Rating: 4.5 stars
Buy Links: 
 Amazon | All Romance
Length: Novella


Less Than All by Lee Brazil began as a itty bitty picture prompt and blossomed in to a piece of historical fiction that blazed across the page with passion, angry denial, and sweet submission.  It is the story of two men in a time when Lords and Ladies graced society en masse and rigid propriety ruled the English upper class with an iron fist.

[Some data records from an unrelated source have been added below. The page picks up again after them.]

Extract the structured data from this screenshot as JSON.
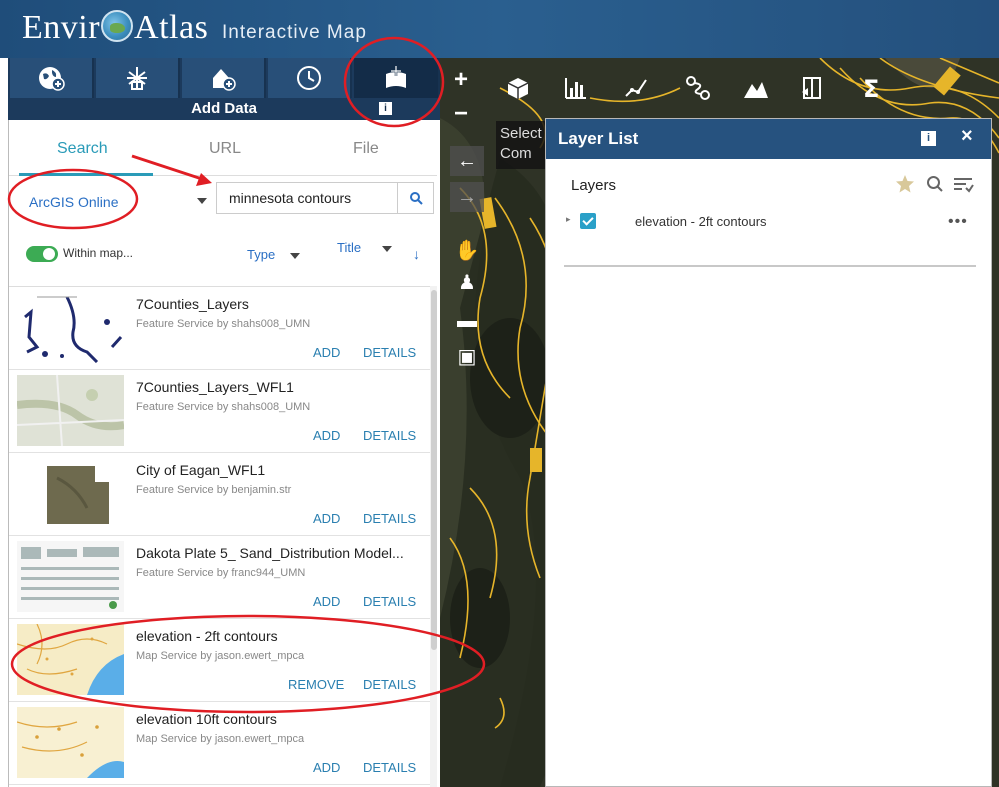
{
  "header": {
    "logo_prefix": "Envir",
    "logo_suffix": "Atlas",
    "subtitle": "Interactive Map"
  },
  "toolbar": {
    "tools": [
      "globe-add-icon",
      "chart-tree-icon",
      "house-add-icon",
      "clock-icon",
      "add-data-icon"
    ],
    "active_label": "Add Data",
    "active_info": "i"
  },
  "map": {
    "zoom_in": "+",
    "zoom_out": "−",
    "select_tip": "Select Com",
    "tools": [
      "cube-icon",
      "bar-chart-icon",
      "draw-line-icon",
      "route-icon",
      "elevation-profile-icon",
      "layer-swipe-icon",
      "sigma-icon"
    ],
    "nav": [
      "back-arrow-icon",
      "forward-arrow-icon",
      "hand-icon",
      "person-pin-icon",
      "minus-icon",
      "usa-map-icon"
    ]
  },
  "panel": {
    "tabs": [
      "Search",
      "URL",
      "File"
    ],
    "active_tab": "Search",
    "source": "ArcGIS Online",
    "search_value": "minnesota contours",
    "within_map": "Within map...",
    "type_label": "Type",
    "title_label": "Title",
    "results": [
      {
        "title": "7Counties_Layers",
        "subtitle": "Feature Service by shahs008_UMN",
        "action": "ADD",
        "details": "DETAILS"
      },
      {
        "title": "7Counties_Layers_WFL1",
        "subtitle": "Feature Service by shahs008_UMN",
        "action": "ADD",
        "details": "DETAILS"
      },
      {
        "title": "City of Eagan_WFL1",
        "subtitle": "Feature Service by benjamin.str",
        "action": "ADD",
        "details": "DETAILS"
      },
      {
        "title": "Dakota Plate 5_ Sand_Distribution Model...",
        "subtitle": "Feature Service by franc944_UMN",
        "action": "ADD",
        "details": "DETAILS"
      },
      {
        "title": "elevation - 2ft contours",
        "subtitle": "Map Service by jason.ewert_mpca",
        "action": "REMOVE",
        "details": "DETAILS"
      },
      {
        "title": "elevation 10ft contours",
        "subtitle": "Map Service by jason.ewert_mpca",
        "action": "ADD",
        "details": "DETAILS"
      }
    ]
  },
  "layer_list": {
    "title": "Layer List",
    "info": "i",
    "close": "×",
    "layers_heading": "Layers",
    "layers": [
      {
        "name": "elevation - 2ft contours",
        "checked": true
      }
    ],
    "menu": "•••"
  },
  "colors": {
    "header": "#1f4d7a",
    "accent": "#2a9bb8",
    "link": "#2a7fb0",
    "toggle_on": "#3cab54",
    "annotation": "#e01e24"
  }
}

Lord Victor Ware, while entertaining his nephew and heir Peter and one of his classmates, Nicholas Danville, finds himself lusting after the sharp-tongued youthful friend.  As the story begins, Victor happens upon the two boys in a “compromising” position in the hayloft.  Despite of, or perhaps more appropriately because of his own attraction, Victor decides to send the Danville boy packing with a stern admonition that what he was doing with Peter was wrong.  A bit of a hypocrite was our Lord Ware!

The story now proceeds in three sections—almost tiny novellas in their own right.  Through the use of individual vignettes, we see pieces of our two main characters’ personalities begin to emerge.  We ache for Nicky who is so in love with Victor yet so aware that his lover must marry one day to produce the needed heir in waiting.  Brazil writes of a time when societal demands trumped individual desires; where two men in love meant prison, banishment, loss of society and its comforts.

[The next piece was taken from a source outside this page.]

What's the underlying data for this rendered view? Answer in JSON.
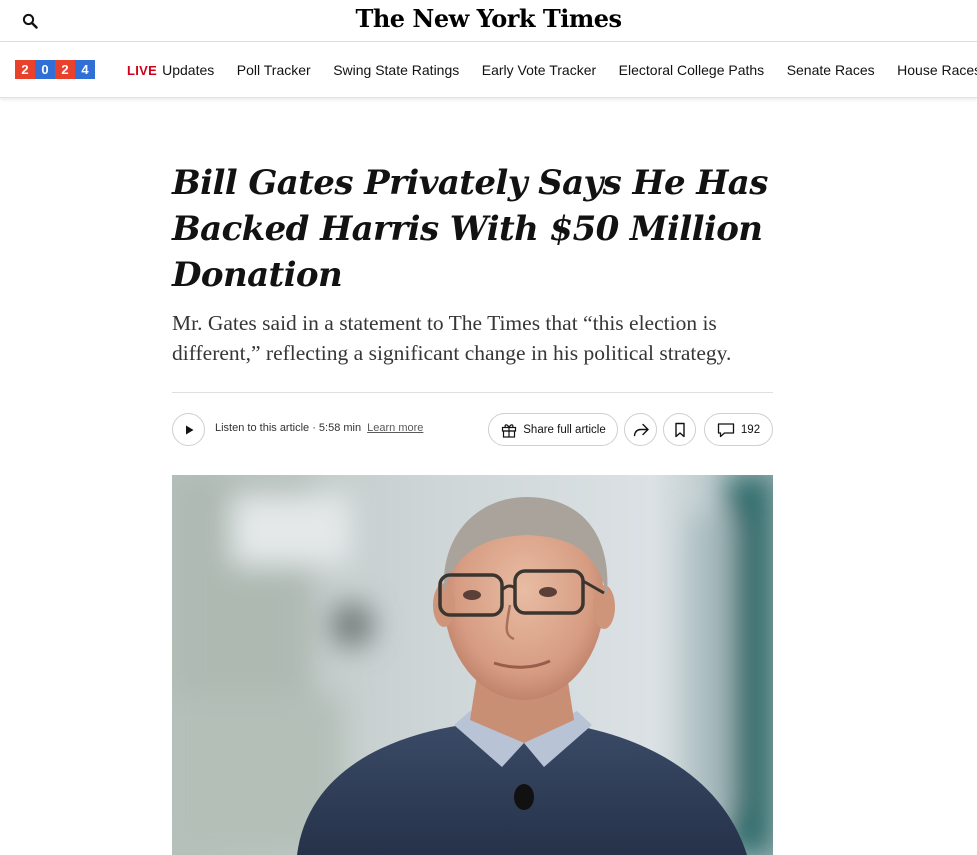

Nicky is painfully aware of these demands every time he embraces his lover.  He wars with himself—to give his heart and himself fully to Victor or hold back, in the hopes of sparing himself disastrous pain and sorrow.

I want to take a moment to comment here on how the author uses the idea of Nicky’s virginity not as a bargaining tool with which Nicky can gain promises of a future together with Victor, but instead as an ultimate gift to be bestowed.  The loss of Nicky’s virginity is a touch point for this couple’s relationship—causing anger, angst and, in the end, incredible tenderness.  I loved watching this relationship grow and change.

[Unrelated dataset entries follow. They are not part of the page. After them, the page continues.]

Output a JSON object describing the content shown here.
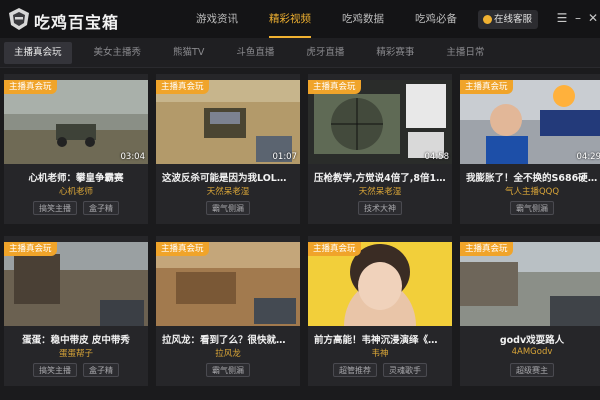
{
  "app": {
    "title": "吃鸡百宝箱"
  },
  "nav": {
    "items": [
      {
        "label": "游戏资讯",
        "active": false
      },
      {
        "label": "精彩视频",
        "active": true
      },
      {
        "label": "吃鸡数据",
        "active": false
      },
      {
        "label": "吃鸡必备",
        "active": false
      }
    ],
    "service_label": "在线客服",
    "menu_icon": "☰",
    "minimize_icon": "–",
    "close_icon": "✕"
  },
  "subnav": {
    "items": [
      {
        "label": "主播真会玩",
        "active": true
      },
      {
        "label": "美女主播秀",
        "active": false
      },
      {
        "label": "熊猫TV",
        "active": false
      },
      {
        "label": "斗鱼直播",
        "active": false
      },
      {
        "label": "虎牙直播",
        "active": false
      },
      {
        "label": "精彩赛事",
        "active": false
      },
      {
        "label": "主播日常",
        "active": false
      }
    ]
  },
  "colors": {
    "accent": "#f0b131",
    "badge": "#f0a42a"
  },
  "videos": [
    {
      "badge": "主播真会玩",
      "duration": "03:04",
      "title": "心机老师：攀皇争霸赛",
      "author": "心机老师",
      "tags": [
        "搞笑主播",
        "盒子精"
      ]
    },
    {
      "badge": "主播真会玩",
      "duration": "01:07",
      "title": "这波反杀可能是因为我LOL言僧...",
      "author": "天然呆老湿",
      "tags": [
        "霸气侧漏"
      ]
    },
    {
      "badge": "主播真会玩",
      "duration": "04:58",
      "title": "压枪教学,方觉说4倍了,8倍15...",
      "author": "天然呆老湿",
      "tags": [
        "技术大神"
      ]
    },
    {
      "badge": "主播真会玩",
      "duration": "04:29",
      "title": "我膨胀了！全不换的S686硬去...",
      "author": "气人主播QQQ",
      "tags": [
        "霸气侧漏"
      ]
    },
    {
      "badge": "主播真会玩",
      "duration": "",
      "title": "蛋蛋：稳中带皮 皮中带秀",
      "author": "蛋蛋帮子",
      "tags": [
        "搞笑主播",
        "盒子精"
      ]
    },
    {
      "badge": "主播真会玩",
      "duration": "",
      "title": "拉风龙：看到了么？很快就可重...",
      "author": "拉风龙",
      "tags": [
        "霸气侧漏"
      ]
    },
    {
      "badge": "主播真会玩",
      "duration": "",
      "title": "前方高能！韦神沉浸演绎《燃烧...",
      "author": "韦神",
      "tags": [
        "超管推荐",
        "灵魂歌手"
      ]
    },
    {
      "badge": "主播真会玩",
      "duration": "",
      "title": "godv戏耍路人",
      "author": "4AMGodv",
      "tags": [
        "超级赛主"
      ]
    }
  ]
}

Perhaps the only drawback of the format of this novel was the choppiness that sometimes accompanied the three sections or acts of the story.  There was a certain amount or revisiting of past events or emotions that tended to be repetitive at times.  However, this was a minor niggle when it came up against the over all quality of writing and depth of characterization and plot development.

In the end, Less Than All by Lee Brazil was a well written love story from the past that reminds us all how much we must continue now and in the future to appreciate and support the rights of those who choose to love under the colors of the rainbow.